There are a few things that take adjustment when a quarterback throws from a different arm. Coaches are split on the impact of the spin tumbling a different direction with the lefties.

Alabama receiver Calvin Ridley noticed a difference in Tagovailoa's throws.

"It kind of comes out weird," Ridley said early in spring practice. "But it's all the same and you have to catch it."

The same applies to Morris when he's working with the rare left-handed passer.

"Still to this day," Morris said, "I don't have a tough time catching it, but it takes an adjustment period to catching a left-handed ball."

The examples for Tagovailoa are fading away. Growing up, Vick was his favorite quarterback to watch. The left-handed No. 1 pick in the 2001 draft retired this year. That leaves third-string Dallas Cowboy Kellen Moore as the only one remaining in the NFL. The days of Steve Young, Mark Brunell and Boomer Esiason are gone.

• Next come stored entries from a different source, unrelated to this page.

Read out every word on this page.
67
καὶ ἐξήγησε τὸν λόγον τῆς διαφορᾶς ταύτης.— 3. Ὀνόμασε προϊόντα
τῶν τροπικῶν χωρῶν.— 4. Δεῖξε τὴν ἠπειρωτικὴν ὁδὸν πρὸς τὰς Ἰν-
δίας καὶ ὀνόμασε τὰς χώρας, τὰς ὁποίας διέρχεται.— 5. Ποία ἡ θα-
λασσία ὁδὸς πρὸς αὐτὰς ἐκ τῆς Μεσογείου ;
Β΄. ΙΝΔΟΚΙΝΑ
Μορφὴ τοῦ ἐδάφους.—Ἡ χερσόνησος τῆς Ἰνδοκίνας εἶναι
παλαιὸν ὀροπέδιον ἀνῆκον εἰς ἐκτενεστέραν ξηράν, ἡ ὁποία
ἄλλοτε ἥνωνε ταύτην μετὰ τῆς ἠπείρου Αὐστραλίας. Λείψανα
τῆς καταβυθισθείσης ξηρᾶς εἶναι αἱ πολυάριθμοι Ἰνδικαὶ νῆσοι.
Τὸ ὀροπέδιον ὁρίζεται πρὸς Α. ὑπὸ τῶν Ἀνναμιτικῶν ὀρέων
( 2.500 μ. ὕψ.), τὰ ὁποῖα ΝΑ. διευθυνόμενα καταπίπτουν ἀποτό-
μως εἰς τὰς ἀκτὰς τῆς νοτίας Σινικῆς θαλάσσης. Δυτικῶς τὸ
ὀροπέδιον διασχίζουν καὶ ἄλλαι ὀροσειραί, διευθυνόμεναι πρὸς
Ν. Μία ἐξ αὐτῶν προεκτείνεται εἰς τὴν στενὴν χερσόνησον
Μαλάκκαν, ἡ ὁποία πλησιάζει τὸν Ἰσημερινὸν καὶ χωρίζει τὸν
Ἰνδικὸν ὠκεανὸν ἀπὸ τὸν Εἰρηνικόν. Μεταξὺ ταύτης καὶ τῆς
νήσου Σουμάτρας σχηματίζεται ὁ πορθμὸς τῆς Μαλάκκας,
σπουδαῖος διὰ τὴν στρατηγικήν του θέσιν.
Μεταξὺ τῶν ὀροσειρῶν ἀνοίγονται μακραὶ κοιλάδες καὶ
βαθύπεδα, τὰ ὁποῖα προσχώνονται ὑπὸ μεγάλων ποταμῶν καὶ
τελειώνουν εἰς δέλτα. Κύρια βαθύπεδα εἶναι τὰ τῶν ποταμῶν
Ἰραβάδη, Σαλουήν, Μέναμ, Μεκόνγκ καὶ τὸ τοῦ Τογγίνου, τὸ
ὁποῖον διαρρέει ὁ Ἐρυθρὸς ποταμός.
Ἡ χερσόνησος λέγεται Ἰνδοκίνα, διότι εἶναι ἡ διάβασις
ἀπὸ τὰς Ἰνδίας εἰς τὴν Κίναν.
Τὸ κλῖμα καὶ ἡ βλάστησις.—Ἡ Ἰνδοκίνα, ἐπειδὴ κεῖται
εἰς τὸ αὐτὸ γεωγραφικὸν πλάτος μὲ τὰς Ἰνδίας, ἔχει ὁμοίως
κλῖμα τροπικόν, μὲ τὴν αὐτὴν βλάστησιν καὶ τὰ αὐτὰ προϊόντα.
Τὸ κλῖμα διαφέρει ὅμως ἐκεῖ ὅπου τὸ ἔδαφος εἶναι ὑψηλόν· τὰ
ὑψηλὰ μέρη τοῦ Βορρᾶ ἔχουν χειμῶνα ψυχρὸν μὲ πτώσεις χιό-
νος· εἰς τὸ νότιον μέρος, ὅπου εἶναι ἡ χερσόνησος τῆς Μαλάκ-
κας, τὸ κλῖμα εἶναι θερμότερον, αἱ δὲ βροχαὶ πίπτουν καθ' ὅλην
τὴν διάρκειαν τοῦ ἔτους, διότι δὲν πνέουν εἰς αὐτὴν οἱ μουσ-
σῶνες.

None of the last 70 quarterbacks drafted in the last six years has been left-handed, according to NFL.com.

The SEC had a run of talent in the early 2000s with Kentucky's Jared Lorenzen and Georgia's David Greene before Tebow's Heisman and two national titles.

"We're a dying breed," Brunell told the Chicago Tribune in 2015. "We need someone to relight and carry the torch for us. If we don't find that, we could become extinct here soon."

There were high hopes for Malik Zaire at Notre Dame before breaking his leg in 2015 and losing the job to DeShone Kizer. He's still looking for a new school after leaving South Bend at the end of last season. Brent Stockstill of MTSU faced Alabama in 2015 and threw for 174 of the 7,279 career passing yards thrown by his left arm.

That's where Tagovailoa fits in.

The dynamic with returning starter Hurts and his three years of eligibility won't make things easy. A-Day should mean serious playing time with a national TV audience watching.

They'll see what Galu Tagovailoa witnessed over the years back in Hawaii. He always liked watching left-handers throw a football.

"They would look smooth," dad said. "When Tua first started off, I had him throwing the ball but throwing thinking he would be a quarterback."

Yet here he is, a highly-ranked recruit who moved 4,300 miles to the mainland with a left arm throwing motion you just don't see these days.

Fifteen years after the right-handed toddler began the switch, Tua Tagovailoa still jokes with his dad about the change.

"He gives me a hard time about it," Galu Tagovailoa said. "'Dad why did you switch me to a lefty?'"

They laugh, perhaps because the answer isn't a complex scheme to mold the perfect quarterback.

"I just always wanted someone to be a lefty with me," Galu Tagovailoa said.